L.K.: “When the issue of ending the existence of the CPU was raised in 1991, I submitted a document to the Presidium of the Verkhovna Rada. It was put to the vote and then again during a VR sitting. I’d expected the communists to protest, but only one MP, Kotsiuba by name, did. In other words, none of the three and a half million CPU members had the guts to come out in defense of the party. But then Leonid Kuchma came to power and started flirting with the communists, thus paving the way for their return. The communist party was reinstated and the Constitutional Court overrode the resolution on its ban. The Kuchma administration proceeded to use the communists for its purposes.”

Andriana BILA, Taras Shevchenko National University, Kyiv: “Is it true that you offered Viacheslav Chornovil premiership in the early 1990s? What were your relationships with the national patriots like?”

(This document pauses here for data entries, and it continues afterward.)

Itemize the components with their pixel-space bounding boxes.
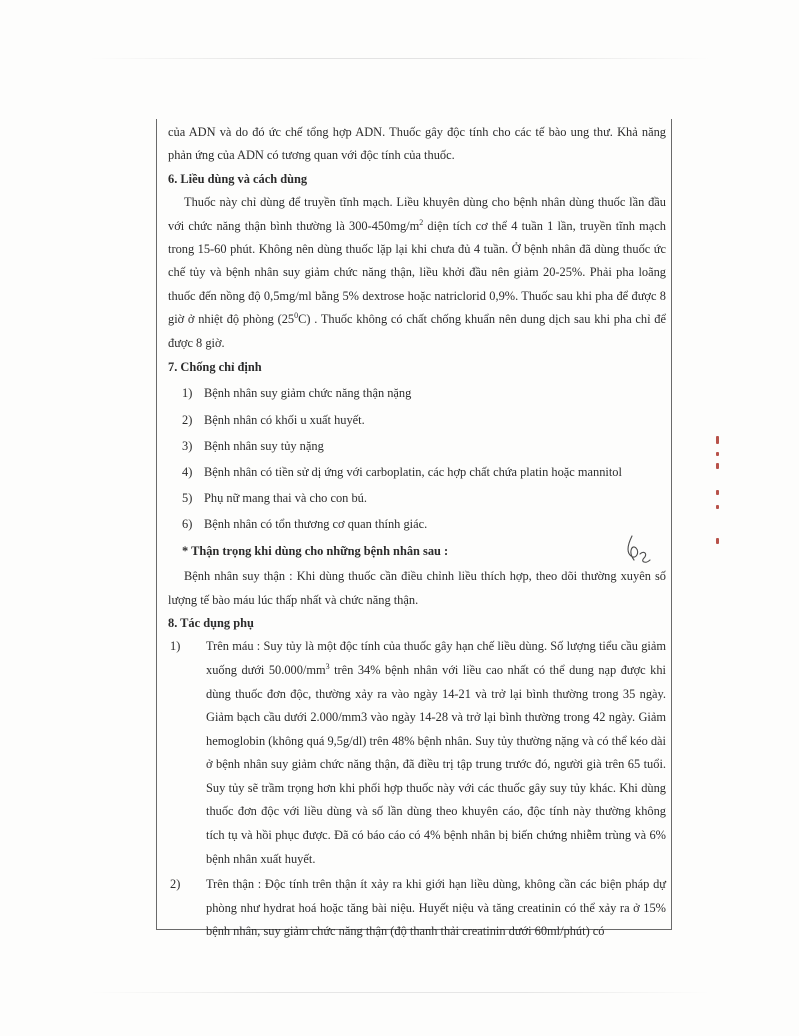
handwritten-initials-mark — [618, 530, 658, 570]
intro-paragraph: của ADN và do đó ức chế tổng hợp ADN. Thuốc gây độc tính cho các tế bào ung thư. Khả năng phản ứng của ADN có tương quan với độc tính của thuốc. — [168, 125, 666, 163]
list-item: 6) Bệnh nhân có tổn thương cơ quan thính giác. — [182, 517, 428, 532]
margin-mark — [716, 463, 719, 469]
scan-bottom-edge — [90, 992, 710, 993]
scan-top-edge — [90, 58, 710, 59]
section-8-heading: 8. Tác dụng phụ — [168, 615, 254, 630]
section-6-paragraph: Thuốc này chỉ dùng để truyền tĩnh mạch. Liều khuyên dùng cho bệnh nhân dùng thuốc lần đầu với chức năng thận bình thường là $300-450mg/m^2$ diện tích cơ thể 4 tuần 1 lần, truyền tĩnh mạch trong 15-60 phút. Không nên dùng thuốc lặp lại khi chưa đủ 4 tuần. Ở bệnh nhân đã dùng thuốc ức chế tủy và bệnh nhân suy giảm chức năng thận, liều khởi đầu nên giảm 20-25%. Phải pha loãng thuốc đến nồng độ 0,5mg/ml bằng 5% dextrose hoặc natriclorid 0,9%. Thuốc sau khi pha để được 8 giờ ở nhiệt độ phòng $(25^0C)$ . Thuốc không có chất chống khuẩn nên dung dịch sau khi pha chỉ để được 8 giờ. — [168, 195, 666, 350]
caution-heading: * Thận trọng khi dùng cho những bệnh nhân sau : — [182, 543, 449, 558]
list-item: 4) Bệnh nhân có tiền sử dị ứng với carboplatin, các hợp chất chứa platin hoặc mannitol — [182, 465, 622, 480]
margin-mark — [716, 436, 719, 444]
section-6-heading: 6. Liều dùng và cách dùng — [168, 171, 308, 186]
caution-paragraph: Bệnh nhân suy thận : Khi dùng thuốc cần điều chỉnh liều thích hợp, theo dõi thường xuyên số lượng tế bào máu lúc thấp nhất và chức năng thận. — [168, 569, 666, 607]
list-item: 3) Bệnh nhân suy tủy nặng — [182, 438, 324, 453]
margin-mark — [716, 505, 719, 509]
margin-mark — [716, 452, 719, 456]
contraindication-list — [168, 380, 666, 537]
list-item: 2) Bệnh nhân có khối u xuất huyết. — [182, 412, 365, 427]
side-effect-item-blood: 1) Trên máu : Suy tủy là một độc tính của thuốc gây hạn chế liều dùng. Số lượng tiểu cầu giảm xuống dưới $50.000/mm^3$ trên 34% bệnh nhân với liều cao nhất có thể dung nạp được khi dùng thuốc đơn độc, thường xảy ra vào ngày 14-21 và trở lại bình thường trong 35 ngày. Giảm bạch cầu dưới 2.000/mm3 vào ngày 14-28 và trở lại bình thường trong 42 ngày. Giảm hemoglobin (không quá 9,5g/dl) trên 48% bệnh nhân. Suy tủy thường nặng và có thể kéo dài ở bệnh nhân suy giảm chức năng thận, đã điều trị tập trung trước đó, người già trên 65 tuổi. Suy tủy sẽ trầm trọng hơn khi phối hợp thuốc này với các thuốc gây suy tủy khác. Khi dùng thuốc đơn độc với liều dùng và số lần dùng theo khuyên cáo, độc tính này thường không tích tụ và hồi phục được. Đã có báo cáo có 4% bệnh nhân bị biến chứng nhiễm trùng và 6% bệnh nhân xuất huyết. — [170, 639, 666, 866]
section-7-heading: 7. Chống chỉ định — [168, 360, 262, 375]
list-item: 5) Phụ nữ mang thai và cho con bú. — [182, 491, 367, 506]
list-item: 1) Bệnh nhân suy giảm chức năng thận nặng — [182, 386, 412, 401]
margin-mark — [716, 538, 719, 544]
margin-mark — [716, 490, 719, 495]
document-body — [168, 121, 666, 944]
side-effect-item-kidney: 2) Trên thận : Độc tính trên thận ít xảy ra khi giới hạn liều dùng, không cần các biện pháp dự phòng như hydrat hoá hoặc tăng bài niệu. Huyết niệu và tăng creatinin có thể xảy ra ở 15% bệnh nhân, suy giảm chức năng thận (độ thanh thải creatinin dưới 60ml/phút) có — [170, 877, 666, 939]
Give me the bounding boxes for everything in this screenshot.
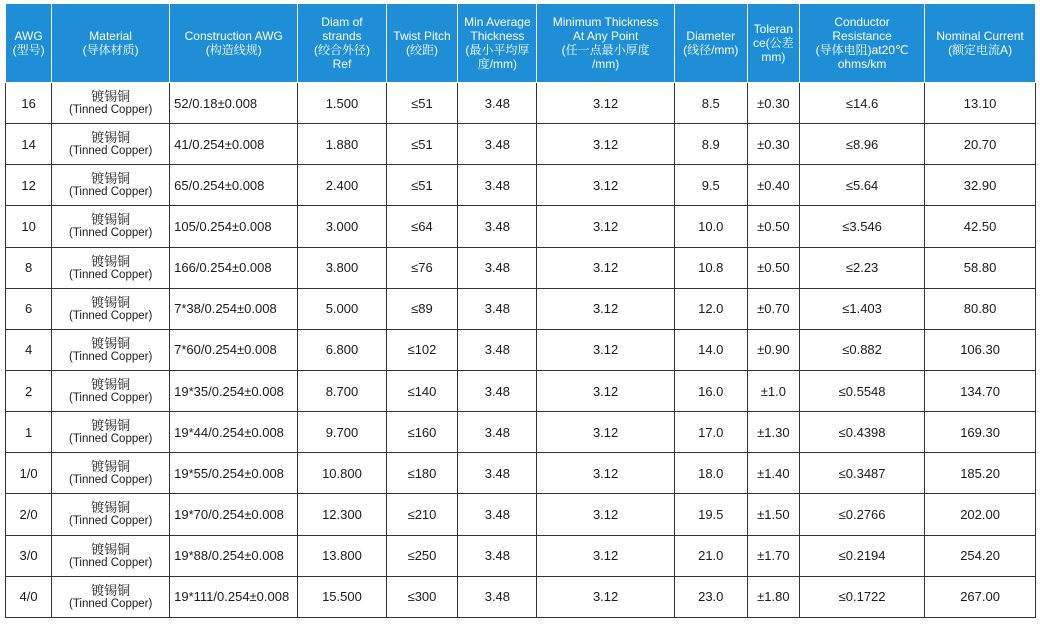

L.K.: “It happened because of my contacts with the People’s Movement of Ukraine. I first had a public televised debate with Rukh’s Myroslav Popovych. It was broadcast live, something incredible at the time, considering that the audiences could hear statements that ran counter to the party line. It was a very interesting debate. Chornovil didn’t take an active part in it. His stand in the matter of the communist regime was expressly radical and he didn’t want to have anything to do with any of its members. I must say that he, as a leader of the Rukh and Helsinki Group, was sufficiently prepared, patriotic-minded, and uncompromising.

“When I attended the Rukh convention, I said, ‘I’m here as President of Ukraine because I need people I can rely upon in my political and state-building endeavors. I’d like to rely upon the will and strength of the People’s Movement [of Ukraine].’ Their reaction varied and some even shouted they wanted nothing to do with a commie. In the end, my proposal was turned down. I also offered Chornovil the prime minister’s seat, but he refused. Later, his associates suggested the post of presidential representative in Lviv oblast. He agreed, but some time later tendered his resignation. Chornovil cuts a very interesting figure. He did more than fight for [the independence of] Ukraine. I always say that one’s desire to struggle for a cause more often than not boils down to waving slogans rather than showing actual accomplishments, unless this desire is complemented by will, knowledge, personal integrity, and above all the people’s will.”

Evelina KOTLIAROVA, Taras Shevchenko National University, Kyiv: “You’re the only president to have agreed to an early presidential election, back in 1994, to put an end to the public protests and political crisis. What did go wrong afterward and why are there no essential reforms in Ukraine?”

L.K.: “In 1991, Ukraine proclaimed a politically independent democracy. But what about the people? They found themselves building a new state. They knew nothing about the new political system, even though they were sufficiently educated, with statistically over 900 high school and college/university graduates per 1,000 residents. However, their knowledge was the exact opposite of what the new Ukraine needed. I agreed to an early election because I didn’t want to hold on to my presidential seat. And then things ran counter to what I thought was needed because we were building a state that didn’t meet the people’s interests but answered those of a political class that was incapable of functioning as a political class of an independent Ukraine. Decisions were made and bills passed that didn’t meet the people’s interests. The situation hasn’t changed since then.”